Lärm

Eine Nacht in der Einfahrt zur Marina in Jesolo, festgemacht neben den großen bilancie, den Senknetzen der Fischer, unweit des Leuchtturms, was alles sich recht romantisch anhört – eine solche Nacht also gibt einem einen Vorgeschmack auf die Vorhölle, oder auf schlimmeres. Vis-à-vis der Idylle nämlich hat sich eine Stranddiskothek eingenistet, die während der sechs Stunden vor Mitternacht einen ganz unfaßbaren Lärm produziert. Und wäre nicht schon die schiere Lautstärke Grund genug für eine Anzeige wegen Körperverletzung, so gesellt sich noch die tatsächlich unermeßliche Niveaulosigkeit der Musik hinzu, die nicht anders denn für eine schwerwiegende Beleidigung genommen werden kann. Um einen Eindruck von dem zu ermitteln, das sich hier Musik nennt: Keine Melodik ist auszumachen, auch keine Rhythmik, noch gar ist etwas zu erkennen, das an Akkordfolgen etwa im Sinne einer Kadenz auch nur leise erinnern würde – belämmert und behämmert wird der Zuhörer mit nichts als endlosen Wiederholungen kleinster entwicklungsloser Fragmente, denen allenfalls hin und wieder durch einfallslose technische Griffe eine Art von Kippbildeffekt übergestülpt wird.
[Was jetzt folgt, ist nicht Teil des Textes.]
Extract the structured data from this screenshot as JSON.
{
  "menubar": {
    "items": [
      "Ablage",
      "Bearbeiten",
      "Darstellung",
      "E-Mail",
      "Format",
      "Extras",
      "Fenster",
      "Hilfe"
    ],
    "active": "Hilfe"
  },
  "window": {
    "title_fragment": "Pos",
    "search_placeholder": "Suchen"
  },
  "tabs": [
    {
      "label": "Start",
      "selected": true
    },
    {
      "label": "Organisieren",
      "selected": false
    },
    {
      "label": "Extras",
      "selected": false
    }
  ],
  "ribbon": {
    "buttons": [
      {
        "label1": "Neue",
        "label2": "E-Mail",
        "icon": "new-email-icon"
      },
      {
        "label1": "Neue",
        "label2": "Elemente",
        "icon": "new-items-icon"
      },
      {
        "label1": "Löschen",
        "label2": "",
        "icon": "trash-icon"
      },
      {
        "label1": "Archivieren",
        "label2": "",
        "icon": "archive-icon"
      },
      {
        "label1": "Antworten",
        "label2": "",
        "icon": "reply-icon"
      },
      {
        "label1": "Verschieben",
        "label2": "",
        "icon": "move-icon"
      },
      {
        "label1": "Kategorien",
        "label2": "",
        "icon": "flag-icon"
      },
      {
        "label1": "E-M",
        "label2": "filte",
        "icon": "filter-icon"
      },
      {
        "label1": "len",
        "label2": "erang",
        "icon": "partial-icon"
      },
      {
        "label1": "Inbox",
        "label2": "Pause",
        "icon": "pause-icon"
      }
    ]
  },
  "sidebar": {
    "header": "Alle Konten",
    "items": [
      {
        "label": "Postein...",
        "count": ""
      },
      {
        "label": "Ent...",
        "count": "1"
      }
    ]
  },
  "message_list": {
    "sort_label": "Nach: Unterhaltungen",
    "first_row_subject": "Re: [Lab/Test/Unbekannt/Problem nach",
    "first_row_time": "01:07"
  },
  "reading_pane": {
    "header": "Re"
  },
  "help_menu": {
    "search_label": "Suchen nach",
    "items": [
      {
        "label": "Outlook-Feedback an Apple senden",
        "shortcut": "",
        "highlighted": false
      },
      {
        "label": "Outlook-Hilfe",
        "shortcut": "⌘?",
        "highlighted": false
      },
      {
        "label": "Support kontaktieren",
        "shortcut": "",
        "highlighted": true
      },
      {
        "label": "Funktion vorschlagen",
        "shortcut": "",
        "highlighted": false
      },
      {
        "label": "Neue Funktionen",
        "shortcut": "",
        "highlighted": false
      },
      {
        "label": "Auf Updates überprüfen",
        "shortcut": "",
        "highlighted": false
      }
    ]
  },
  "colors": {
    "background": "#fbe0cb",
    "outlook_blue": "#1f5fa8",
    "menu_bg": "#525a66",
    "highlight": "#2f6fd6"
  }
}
Nicht anders verhält es sich mit dem, was einstens einmal als Text bezeichnet wurde: Mehr als drei Worte scheinen die Kapazität von Discjockey wie Publikum zu übersteigen, doch werden diese drei dafür stets mehrere hundert Male wiederholt. – Mag hier keiner sich verleiten lassen, zaghaft seinen Zeigefinger zu erheben und leise »minimal music« zu rufen: Um solches geht es beim besten Willen nicht.